SSAS BAN

Published / Last Updated on 17/02/2017

SSAS BAN.

The Pensions Regulator (TPR) has urged the government to consider a ban on SSAS pension schemes.

SSAS stands for small self-administered scheme.  It is a company pension with the power of self-investment controlled.  In short, just like a Self Invested Personal Pension (SIPP) but for company pension schemes.  Many directors for small businesses have a SSAS.  This is because they control the investments and the SSAS can even make loans to the company, known as “loan backs”.

The TPR is worried about ever increasing abuse of such schemes.

A SSAS with two or more members must registered and therefore ‘policed’ by the TPR.  SSAS with just one member/director do not need to register.

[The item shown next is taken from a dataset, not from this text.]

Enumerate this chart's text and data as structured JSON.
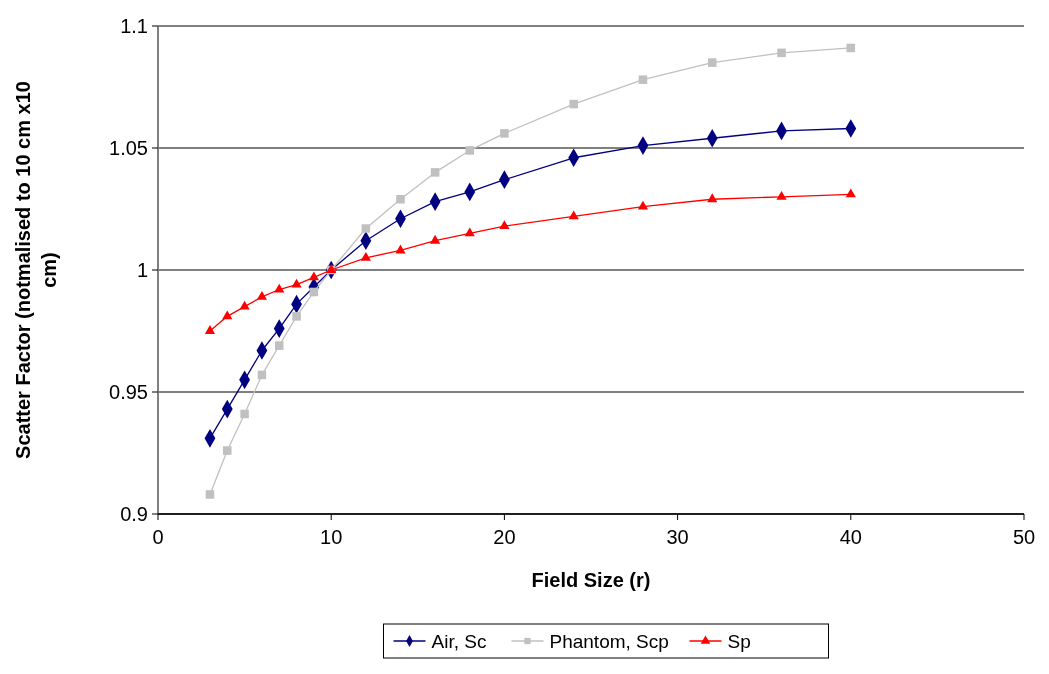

Given that a SSAS can have its own bank account and also loan money back to the sponsoring limited company.  There are set rules as to under what terms loans are made and where cash in accounts can be invested. There is clearly scope for abuse.

Comment

There are nearly one million SSAS schemes in the UK with only 1 member.  It seems totally logical for increased regulation although an outright ban we feel is over the top.  Perhaps a simple due diligence check by a bank when the SSAS scheme is writing checks on a bank account or a requirement that a financial adviser must be appointed to adviser the scheme and member would suffice.  The adviser would take on a liability to ensure the SSAS complies with pension law.